I am sitting in Leigh’s townhouse. From here I can see downtown Oakland, the Bay Bridge and now I can see downtown San Francisco; the city is just emerging from the morning fog, a cold grey silhouette. I knew it was there. For the past hour I’ve been sitting at the window, sipping coffee, waiting for the city to reappear. I wanted to see the moment. I wanted to be present when the city returned like Avalon from the mists of time.

Lora tells me that her mother used to stop what she was doing and go outside to watch the sun disappear beneath the horizon. Every evening of her adult life, for a few moments, she would step outside, feel the last rays of the days’ sun on her face and watch until the last hint of light dipped beneath the horizon. In my imagination she stepped out of her “to-do list” and for a few moments stood as a silent witness, present in the world.

These rituals of appearance and disappearance are much on my mind. There are cultures that face east in the dark predawn hours and sing so that the sun will rise. It took me years to understand that their song was not so much about invoking the sun to rise (a result) as much as it was about reaffirming their connection to the cycles of life (a relationship). While going through college I drove a bread truck to support myself. My route took me east so I saw the sun rise every morning. After several weeks of watching the sunrise something changed in me. I no longer watched sunrise as an event or a marker of time. The sun rising had little to do with time. It had everything to do with renewal and affirmation. The sun invoked a song in me and I sang with a kind of abandon I have not known since. It was an imperative. I had to participate in the reappearance of the sun.

My friends surprise me sometimes because they see my time in the bread truck as a hardship or as something beneath me. They say, “I don’t know how you did that.” They do not understand; at that point in my life I had disappeared like San Francisco into the fog. I was in a liminal space, no longer what I was and not yet what I would become. I was like the body of the caterpillar gone to mush, unrecognizable with no hint of the butterfly yet apparent. I was lost and afraid. The bread truck was my cocoon. In the stillness of the predawn hours I regained the quiet of my mind. I lived simply. I delivered bread, I drank coffee, I ate hot baguettes, and each morning the sun raised from within me a song of renewal. In my bread truck I began to understand that my life would no longer be understood through results, lists, achievements, or outcomes. The meaning of my life would be defined by the quality of my relationships – and by that I mean my capacity to be present. Slowly, I appeared out of the fog.

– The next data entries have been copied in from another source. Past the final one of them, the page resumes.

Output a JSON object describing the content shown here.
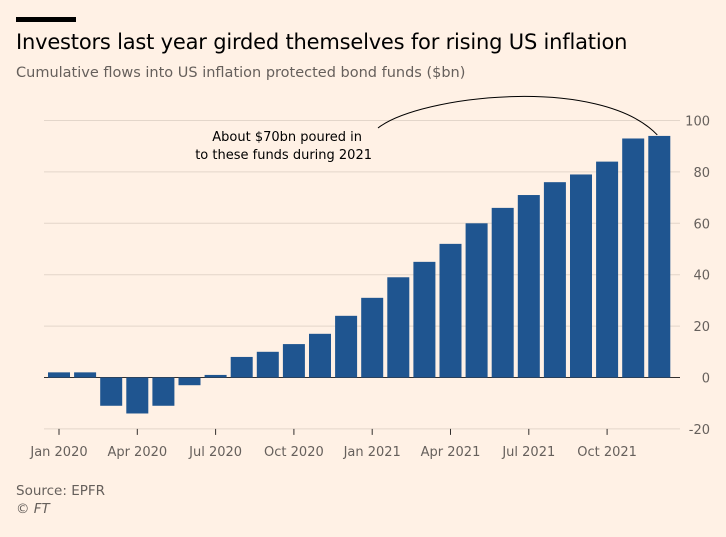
{
  "header": {
    "title": "Investors last year girded themselves for rising US inflation",
    "subtitle": "Cumulative flows into US inflation protected bond funds ($bn)"
  },
  "footer": {
    "source": "Source: EPFR",
    "credit": "© FT"
  },
  "chart_data": {
    "type": "bar",
    "title": "Investors last year girded themselves for rising US inflation",
    "subtitle": "Cumulative flows into US inflation protected bond funds ($bn)",
    "xlabel": "",
    "ylabel": "",
    "categories": [
      "Jan 2020",
      "Feb 2020",
      "Mar 2020",
      "Apr 2020",
      "May 2020",
      "Jun 2020",
      "Jul 2020",
      "Aug 2020",
      "Sep 2020",
      "Oct 2020",
      "Nov 2020",
      "Dec 2020",
      "Jan 2021",
      "Feb 2021",
      "Mar 2021",
      "Apr 2021",
      "May 2021",
      "Jun 2021",
      "Jul 2021",
      "Aug 2021",
      "Sep 2021",
      "Oct 2021",
      "Nov 2021",
      "Dec 2021"
    ],
    "values": [
      2,
      2,
      -11,
      -14,
      -11,
      -3,
      1,
      8,
      10,
      13,
      17,
      24,
      31,
      39,
      45,
      52,
      60,
      66,
      71,
      76,
      79,
      84,
      93,
      94
    ],
    "x_tick_labels": [
      {
        "label": "Jan 2020",
        "index": 0
      },
      {
        "label": "Apr 2020",
        "index": 3
      },
      {
        "label": "Jul 2020",
        "index": 6
      },
      {
        "label": "Oct 2020",
        "index": 9
      },
      {
        "label": "Jan 2021",
        "index": 12
      },
      {
        "label": "Apr 2021",
        "index": 15
      },
      {
        "label": "Jul 2021",
        "index": 18
      },
      {
        "label": "Oct 2021",
        "index": 21
      }
    ],
    "y_ticks": [
      -20,
      0,
      20,
      40,
      60,
      80,
      100
    ],
    "ylim": [
      -20,
      100
    ],
    "y_axis_side": "right",
    "grid": true,
    "bar_color": "#1f5590",
    "annotation": {
      "lines": [
        "About $70bn poured in",
        "to these funds during 2021"
      ],
      "points_to": "Dec 2021"
    }
  }
}
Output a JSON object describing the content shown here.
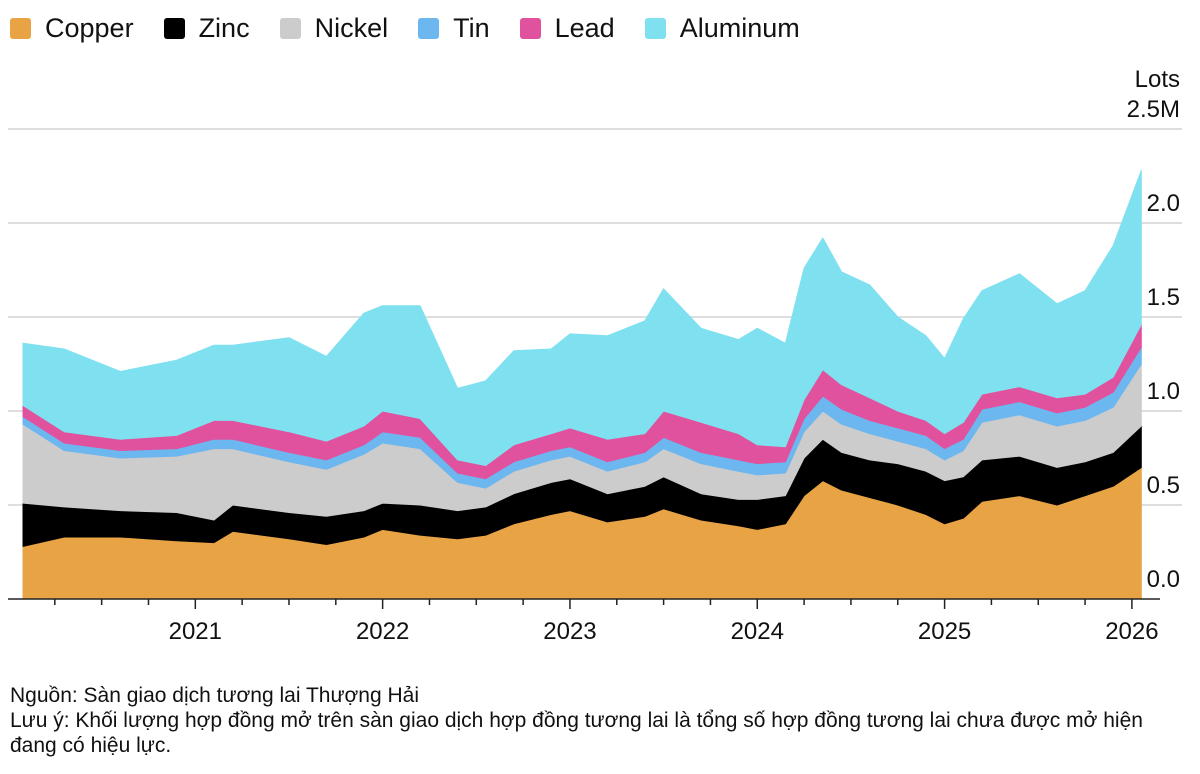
{
  "chart_data": {
    "type": "area",
    "stacked": true,
    "unit_label": "Lots",
    "yaxis_side": "right",
    "ylim": [
      0,
      2.5
    ],
    "yticks": [
      {
        "value": 0.0,
        "label": "0.0"
      },
      {
        "value": 0.5,
        "label": "0.5"
      },
      {
        "value": 1.0,
        "label": "1.0"
      },
      {
        "value": 1.5,
        "label": "1.5"
      },
      {
        "value": 2.0,
        "label": "2.0"
      },
      {
        "value": 2.5,
        "label": "2.5M"
      }
    ],
    "xlim": [
      2020.0,
      2026.15
    ],
    "xticks": [
      {
        "value": 2021.0,
        "label": "2021"
      },
      {
        "value": 2022.0,
        "label": "2022"
      },
      {
        "value": 2023.0,
        "label": "2023"
      },
      {
        "value": 2024.0,
        "label": "2024"
      },
      {
        "value": 2025.0,
        "label": "2025"
      },
      {
        "value": 2026.0,
        "label": "2026"
      }
    ],
    "legend_position": "top-left",
    "grid": true,
    "series": [
      {
        "name": "Copper",
        "color": "#E8A345",
        "points": [
          [
            2020.08,
            0.28
          ],
          [
            2020.3,
            0.33
          ],
          [
            2020.6,
            0.33
          ],
          [
            2020.9,
            0.31
          ],
          [
            2021.1,
            0.3
          ],
          [
            2021.2,
            0.36
          ],
          [
            2021.5,
            0.32
          ],
          [
            2021.7,
            0.29
          ],
          [
            2021.9,
            0.33
          ],
          [
            2022.0,
            0.37
          ],
          [
            2022.2,
            0.34
          ],
          [
            2022.4,
            0.32
          ],
          [
            2022.55,
            0.34
          ],
          [
            2022.7,
            0.4
          ],
          [
            2022.9,
            0.45
          ],
          [
            2023.0,
            0.47
          ],
          [
            2023.2,
            0.41
          ],
          [
            2023.4,
            0.44
          ],
          [
            2023.5,
            0.48
          ],
          [
            2023.7,
            0.42
          ],
          [
            2023.9,
            0.39
          ],
          [
            2024.0,
            0.37
          ],
          [
            2024.15,
            0.4
          ],
          [
            2024.25,
            0.55
          ],
          [
            2024.35,
            0.63
          ],
          [
            2024.45,
            0.58
          ],
          [
            2024.6,
            0.54
          ],
          [
            2024.75,
            0.5
          ],
          [
            2024.9,
            0.45
          ],
          [
            2025.0,
            0.4
          ],
          [
            2025.1,
            0.43
          ],
          [
            2025.2,
            0.52
          ],
          [
            2025.4,
            0.55
          ],
          [
            2025.6,
            0.5
          ],
          [
            2025.75,
            0.55
          ],
          [
            2025.9,
            0.6
          ],
          [
            2026.05,
            0.7
          ]
        ]
      },
      {
        "name": "Zinc",
        "color": "#000000",
        "points": [
          [
            2020.08,
            0.23
          ],
          [
            2020.3,
            0.16
          ],
          [
            2020.6,
            0.14
          ],
          [
            2020.9,
            0.15
          ],
          [
            2021.1,
            0.12
          ],
          [
            2021.2,
            0.14
          ],
          [
            2021.5,
            0.14
          ],
          [
            2021.7,
            0.15
          ],
          [
            2021.9,
            0.14
          ],
          [
            2022.0,
            0.14
          ],
          [
            2022.2,
            0.16
          ],
          [
            2022.4,
            0.15
          ],
          [
            2022.55,
            0.15
          ],
          [
            2022.7,
            0.16
          ],
          [
            2022.9,
            0.17
          ],
          [
            2023.0,
            0.17
          ],
          [
            2023.2,
            0.15
          ],
          [
            2023.4,
            0.16
          ],
          [
            2023.5,
            0.17
          ],
          [
            2023.7,
            0.14
          ],
          [
            2023.9,
            0.14
          ],
          [
            2024.0,
            0.16
          ],
          [
            2024.15,
            0.15
          ],
          [
            2024.25,
            0.2
          ],
          [
            2024.35,
            0.22
          ],
          [
            2024.45,
            0.2
          ],
          [
            2024.6,
            0.2
          ],
          [
            2024.75,
            0.22
          ],
          [
            2024.9,
            0.23
          ],
          [
            2025.0,
            0.23
          ],
          [
            2025.1,
            0.22
          ],
          [
            2025.2,
            0.22
          ],
          [
            2025.4,
            0.21
          ],
          [
            2025.6,
            0.2
          ],
          [
            2025.75,
            0.18
          ],
          [
            2025.9,
            0.18
          ],
          [
            2026.05,
            0.22
          ]
        ]
      },
      {
        "name": "Nickel",
        "color": "#CCCCCC",
        "points": [
          [
            2020.08,
            0.42
          ],
          [
            2020.3,
            0.3
          ],
          [
            2020.6,
            0.28
          ],
          [
            2020.9,
            0.3
          ],
          [
            2021.1,
            0.38
          ],
          [
            2021.2,
            0.3
          ],
          [
            2021.5,
            0.27
          ],
          [
            2021.7,
            0.25
          ],
          [
            2021.9,
            0.3
          ],
          [
            2022.0,
            0.32
          ],
          [
            2022.2,
            0.3
          ],
          [
            2022.4,
            0.15
          ],
          [
            2022.55,
            0.1
          ],
          [
            2022.7,
            0.12
          ],
          [
            2022.9,
            0.12
          ],
          [
            2023.0,
            0.12
          ],
          [
            2023.2,
            0.12
          ],
          [
            2023.4,
            0.13
          ],
          [
            2023.5,
            0.15
          ],
          [
            2023.7,
            0.16
          ],
          [
            2023.9,
            0.15
          ],
          [
            2024.0,
            0.13
          ],
          [
            2024.15,
            0.12
          ],
          [
            2024.25,
            0.14
          ],
          [
            2024.35,
            0.15
          ],
          [
            2024.45,
            0.15
          ],
          [
            2024.6,
            0.14
          ],
          [
            2024.75,
            0.12
          ],
          [
            2024.9,
            0.12
          ],
          [
            2025.0,
            0.11
          ],
          [
            2025.1,
            0.14
          ],
          [
            2025.2,
            0.2
          ],
          [
            2025.4,
            0.22
          ],
          [
            2025.6,
            0.22
          ],
          [
            2025.75,
            0.22
          ],
          [
            2025.9,
            0.24
          ],
          [
            2026.05,
            0.33
          ]
        ]
      },
      {
        "name": "Tin",
        "color": "#6CB7F0",
        "points": [
          [
            2020.08,
            0.04
          ],
          [
            2020.3,
            0.04
          ],
          [
            2020.6,
            0.04
          ],
          [
            2020.9,
            0.04
          ],
          [
            2021.1,
            0.05
          ],
          [
            2021.2,
            0.05
          ],
          [
            2021.5,
            0.05
          ],
          [
            2021.7,
            0.05
          ],
          [
            2021.9,
            0.05
          ],
          [
            2022.0,
            0.06
          ],
          [
            2022.2,
            0.06
          ],
          [
            2022.4,
            0.05
          ],
          [
            2022.55,
            0.05
          ],
          [
            2022.7,
            0.05
          ],
          [
            2022.9,
            0.05
          ],
          [
            2023.0,
            0.05
          ],
          [
            2023.2,
            0.05
          ],
          [
            2023.4,
            0.05
          ],
          [
            2023.5,
            0.06
          ],
          [
            2023.7,
            0.06
          ],
          [
            2023.9,
            0.06
          ],
          [
            2024.0,
            0.06
          ],
          [
            2024.15,
            0.06
          ],
          [
            2024.25,
            0.07
          ],
          [
            2024.35,
            0.08
          ],
          [
            2024.45,
            0.08
          ],
          [
            2024.6,
            0.07
          ],
          [
            2024.75,
            0.07
          ],
          [
            2024.9,
            0.07
          ],
          [
            2025.0,
            0.06
          ],
          [
            2025.1,
            0.06
          ],
          [
            2025.2,
            0.07
          ],
          [
            2025.4,
            0.07
          ],
          [
            2025.6,
            0.07
          ],
          [
            2025.75,
            0.07
          ],
          [
            2025.9,
            0.08
          ],
          [
            2026.05,
            0.09
          ]
        ]
      },
      {
        "name": "Lead",
        "color": "#E0529E",
        "points": [
          [
            2020.08,
            0.06
          ],
          [
            2020.3,
            0.06
          ],
          [
            2020.6,
            0.06
          ],
          [
            2020.9,
            0.07
          ],
          [
            2021.1,
            0.1
          ],
          [
            2021.2,
            0.1
          ],
          [
            2021.5,
            0.11
          ],
          [
            2021.7,
            0.1
          ],
          [
            2021.9,
            0.1
          ],
          [
            2022.0,
            0.11
          ],
          [
            2022.2,
            0.1
          ],
          [
            2022.4,
            0.07
          ],
          [
            2022.55,
            0.07
          ],
          [
            2022.7,
            0.09
          ],
          [
            2022.9,
            0.09
          ],
          [
            2023.0,
            0.1
          ],
          [
            2023.2,
            0.12
          ],
          [
            2023.4,
            0.1
          ],
          [
            2023.5,
            0.14
          ],
          [
            2023.7,
            0.16
          ],
          [
            2023.9,
            0.14
          ],
          [
            2024.0,
            0.1
          ],
          [
            2024.15,
            0.08
          ],
          [
            2024.25,
            0.1
          ],
          [
            2024.35,
            0.14
          ],
          [
            2024.45,
            0.13
          ],
          [
            2024.6,
            0.12
          ],
          [
            2024.75,
            0.09
          ],
          [
            2024.9,
            0.08
          ],
          [
            2025.0,
            0.08
          ],
          [
            2025.1,
            0.09
          ],
          [
            2025.2,
            0.08
          ],
          [
            2025.4,
            0.08
          ],
          [
            2025.6,
            0.08
          ],
          [
            2025.75,
            0.07
          ],
          [
            2025.9,
            0.08
          ],
          [
            2026.05,
            0.12
          ]
        ]
      },
      {
        "name": "Aluminum",
        "color": "#7FE0F0",
        "points": [
          [
            2020.08,
            0.33
          ],
          [
            2020.3,
            0.44
          ],
          [
            2020.6,
            0.36
          ],
          [
            2020.9,
            0.4
          ],
          [
            2021.1,
            0.4
          ],
          [
            2021.2,
            0.4
          ],
          [
            2021.5,
            0.5
          ],
          [
            2021.7,
            0.45
          ],
          [
            2021.9,
            0.6
          ],
          [
            2022.0,
            0.56
          ],
          [
            2022.2,
            0.6
          ],
          [
            2022.4,
            0.38
          ],
          [
            2022.55,
            0.45
          ],
          [
            2022.7,
            0.5
          ],
          [
            2022.9,
            0.45
          ],
          [
            2023.0,
            0.5
          ],
          [
            2023.2,
            0.55
          ],
          [
            2023.4,
            0.6
          ],
          [
            2023.5,
            0.65
          ],
          [
            2023.7,
            0.5
          ],
          [
            2023.9,
            0.5
          ],
          [
            2024.0,
            0.62
          ],
          [
            2024.15,
            0.55
          ],
          [
            2024.25,
            0.7
          ],
          [
            2024.35,
            0.7
          ],
          [
            2024.45,
            0.6
          ],
          [
            2024.6,
            0.6
          ],
          [
            2024.75,
            0.5
          ],
          [
            2024.9,
            0.45
          ],
          [
            2025.0,
            0.4
          ],
          [
            2025.1,
            0.55
          ],
          [
            2025.2,
            0.55
          ],
          [
            2025.4,
            0.6
          ],
          [
            2025.6,
            0.5
          ],
          [
            2025.75,
            0.55
          ],
          [
            2025.9,
            0.7
          ],
          [
            2026.05,
            0.82
          ]
        ]
      }
    ]
  },
  "footer": {
    "source": "Nguồn: Sàn giao dịch tương lai Thượng Hải",
    "note": "Lưu ý: Khối lượng hợp đồng mở trên sàn giao dịch hợp đồng tương lai là tổng số hợp đồng tương lai chưa được mở hiện đang có hiệu lực."
  }
}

Most of the people I coach are somewhere in the cycle of reappearing or disappearing. They are usually uncomfortable because they are still living under the expectation that their song must raise the sun (their focus is on the result). The things on their to-do list have overtaken the reason why they are doing them. We live in a society that has little awareness or appreciation of the cycles of life and sometimes I think my work is simply to give witness to the caterpillar as it reduces to mush. Disappearing is natural and necessary for the butterfly to emerge and the butterfly always emerges. The struggle is necessary. Resisting the change is like trying to keep the sun from going down.

Leigh is one of the world’s leading authorities on Rock Art (cave painting, petroglyphs, etc.) and his townhouse is a feast for someone like me. It is a treasure house of books and images from Rock Art sites – places where centuries ago humans scratched an image into rock or painted a picture on the wall of a cave. We don’t know why they made these images, we can only speculate about the figures and what they represent. I’m willing to bet that these people weren’t working for some effect or result. The images they created were less important than the relationships the image encouraged; the “doing” was in support of the “being” and happened in that space between disappearing and reappearing.